Paul Craig Roberts souligne que les délocalisations et l’immigration ont entraîné la stagnation des salaires et l’endettement insupportable des ménages américains. L’auteur confirme donc notre analyse des causes de la crise : www.freeworldacademy.com/globalleader/financialcrisis.htm

Il estime aussi que le gouvernement devrait déclarer caduques tous les contrats CDS. Cette mesure permettrait d’éliminer la majeure partie des actifs toxiques. Il propose enfin d’interdire la vente à découvert des actifs que le gouvernement s’efforce par ailleurs de soutenir. Ces propositions complètent donc celles que nous avons déjà préconisées : www.freeworldacademy.com/globalleader/depression.htm et www.freeworldacademy.com/bref.htm.

Je prépare un petit mémo pour Nicolas Sarkozy en vue du prochain sommet du G20 à Londres. Je sais que le Président écoute nos avis. Chut! Il ne faut pas le dire!

Gérard Pince

mercredi 4 mars 2009

Au rendez vous.

Le 4 juillet 2008, j’avais prédit un CAC40 à 3.500. Il a été atteint en octobre. J’ai alors annoncé (le jeudi 23 octobre 2008) que le seuil des 2500 serait touché début 2009. Nous y sommes. Cette précision doit beaucoup aux comptes et aux statistiques émanant du Fonds Monétaire International ou de la Banque Mondiale. Ces organismes regroupent des professionnels de la macro économie et non des universitaires dogmatiques qui passent le plus clair de leur temps à ruminer des vieux grimoires du 19 ème siècle.

Je ne ferai pas de nouvelles prévisions. En effet, lorsqu’un avion s’écrase, les indicateurs de son tableau de bord ne sont plus fiables. Il faut donc naviguer à vue. A cet égard, la position pragmatique de Nicolas Sarkozy lors du dernier sommet européen, me parait pertinente. J’approuve notamment sa volonté de lessiver les hedge funds et les paradis fiscaux. De même, les propos de François Fillon sonnent juste et inspirent confiance. Ils contrastent heureusement avec la pensée magique d’Obama qui ose prévoir une croissance de 3% du PIB américain en 2010!
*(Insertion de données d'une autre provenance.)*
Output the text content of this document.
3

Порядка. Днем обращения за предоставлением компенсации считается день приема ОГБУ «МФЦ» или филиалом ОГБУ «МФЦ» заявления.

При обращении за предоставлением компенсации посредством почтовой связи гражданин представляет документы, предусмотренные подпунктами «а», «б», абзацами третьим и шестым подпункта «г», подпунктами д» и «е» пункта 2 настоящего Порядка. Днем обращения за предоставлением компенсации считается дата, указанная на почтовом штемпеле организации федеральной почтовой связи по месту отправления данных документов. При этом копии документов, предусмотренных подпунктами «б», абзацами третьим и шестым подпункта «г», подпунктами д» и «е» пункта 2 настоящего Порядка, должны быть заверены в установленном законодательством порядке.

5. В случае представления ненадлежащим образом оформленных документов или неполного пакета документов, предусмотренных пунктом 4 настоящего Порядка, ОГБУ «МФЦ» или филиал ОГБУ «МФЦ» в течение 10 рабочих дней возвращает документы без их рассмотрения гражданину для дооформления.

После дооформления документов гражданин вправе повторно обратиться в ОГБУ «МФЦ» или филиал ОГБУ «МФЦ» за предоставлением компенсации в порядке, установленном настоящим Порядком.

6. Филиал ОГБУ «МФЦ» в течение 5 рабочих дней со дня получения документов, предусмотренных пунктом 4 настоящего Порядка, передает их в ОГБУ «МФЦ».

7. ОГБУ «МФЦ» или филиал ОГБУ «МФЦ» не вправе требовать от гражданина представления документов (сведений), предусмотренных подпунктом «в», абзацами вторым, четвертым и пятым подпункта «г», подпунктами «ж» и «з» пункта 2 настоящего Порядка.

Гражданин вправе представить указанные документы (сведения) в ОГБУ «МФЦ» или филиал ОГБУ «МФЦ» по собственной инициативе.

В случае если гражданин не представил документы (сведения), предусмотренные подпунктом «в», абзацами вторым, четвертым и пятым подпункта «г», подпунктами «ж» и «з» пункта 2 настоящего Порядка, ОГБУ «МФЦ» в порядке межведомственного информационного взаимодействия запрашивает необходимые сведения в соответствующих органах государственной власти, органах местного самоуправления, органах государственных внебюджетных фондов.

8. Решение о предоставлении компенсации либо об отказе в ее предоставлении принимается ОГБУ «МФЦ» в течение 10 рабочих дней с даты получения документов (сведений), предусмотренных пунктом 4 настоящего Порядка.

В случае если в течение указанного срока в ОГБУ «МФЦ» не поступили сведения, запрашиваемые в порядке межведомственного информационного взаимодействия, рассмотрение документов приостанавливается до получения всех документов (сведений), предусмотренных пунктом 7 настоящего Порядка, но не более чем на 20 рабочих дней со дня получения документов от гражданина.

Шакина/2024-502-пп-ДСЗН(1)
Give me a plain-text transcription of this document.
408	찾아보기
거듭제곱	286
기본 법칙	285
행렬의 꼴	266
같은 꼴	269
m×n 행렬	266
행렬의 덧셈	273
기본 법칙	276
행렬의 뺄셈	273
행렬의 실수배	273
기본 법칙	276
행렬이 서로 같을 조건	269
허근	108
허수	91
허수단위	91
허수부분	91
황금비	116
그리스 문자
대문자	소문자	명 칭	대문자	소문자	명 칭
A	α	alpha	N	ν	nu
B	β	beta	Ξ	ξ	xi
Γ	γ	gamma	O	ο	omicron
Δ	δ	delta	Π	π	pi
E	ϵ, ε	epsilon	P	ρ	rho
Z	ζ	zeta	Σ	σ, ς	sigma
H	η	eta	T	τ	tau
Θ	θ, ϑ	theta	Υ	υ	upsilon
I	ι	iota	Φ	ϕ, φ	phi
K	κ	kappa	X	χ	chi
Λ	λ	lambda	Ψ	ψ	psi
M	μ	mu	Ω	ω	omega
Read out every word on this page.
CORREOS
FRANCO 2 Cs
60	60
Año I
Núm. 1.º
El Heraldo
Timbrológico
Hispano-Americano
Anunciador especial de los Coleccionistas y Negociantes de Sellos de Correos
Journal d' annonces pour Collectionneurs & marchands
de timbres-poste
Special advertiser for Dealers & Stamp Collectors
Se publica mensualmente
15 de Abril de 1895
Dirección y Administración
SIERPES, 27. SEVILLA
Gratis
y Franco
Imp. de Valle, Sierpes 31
Le gouvernement français reprend petit à petit certaines de nos propositions (1) mais il lui reste à gravir un Himalaya, notamment en matière de sécurité sociale et d’immigration. Nicolas Sarkozy devrait donc se séparer des ministres à contre emploi (2) et faire entrer au gouvernement de grands professionnels de la finance comme Jean Arthuis, Michel Camdessus et Jacques de Larosière (3).

Les derniers sondages montrent que la majorité des français se méfie des plans de relance. En ces temps difficiles, nos compatriotes veulent surtout faire confiance à des hommes sages et compétents. Il appartient au pouvoir d’en tirer la leçon.

Gérard Pince

1- Ce qui témoigne de l’influence grandissante de nos analyses dans les cercles ministériels qui apprécient nos études consacrées à la faillite complète et définitive de la globalisation actuelle ainsi qu’aux moyens de la surmonter:: www.freeworldacademy.com/globalleader/financialcrisis.htm www.freeworldacademy.com/globalleader/financialorder.htm www.freeworldacademy.com/globalleader/depression.htm www.freeworldacademy.com/bref.htmwww.freeworldacademy.com/criseauquotidien.htm
2- Je pense notamment à Christine Lagarde: ancienne présidente d’un grand cabinet d’affaires, elle n’est pas la bonne personne pour lutter contre les paradis fiscaux. Nathalie Kosciusko Morizet a fragilisé la filière automobile à un moment critique, au nom de vaines considérations écologiques. Enfin, Roselyne Bachelot déstabilise la filière viticole.
3- Ancien Ministre des Finances et anciens Directeurs généraux du FMI.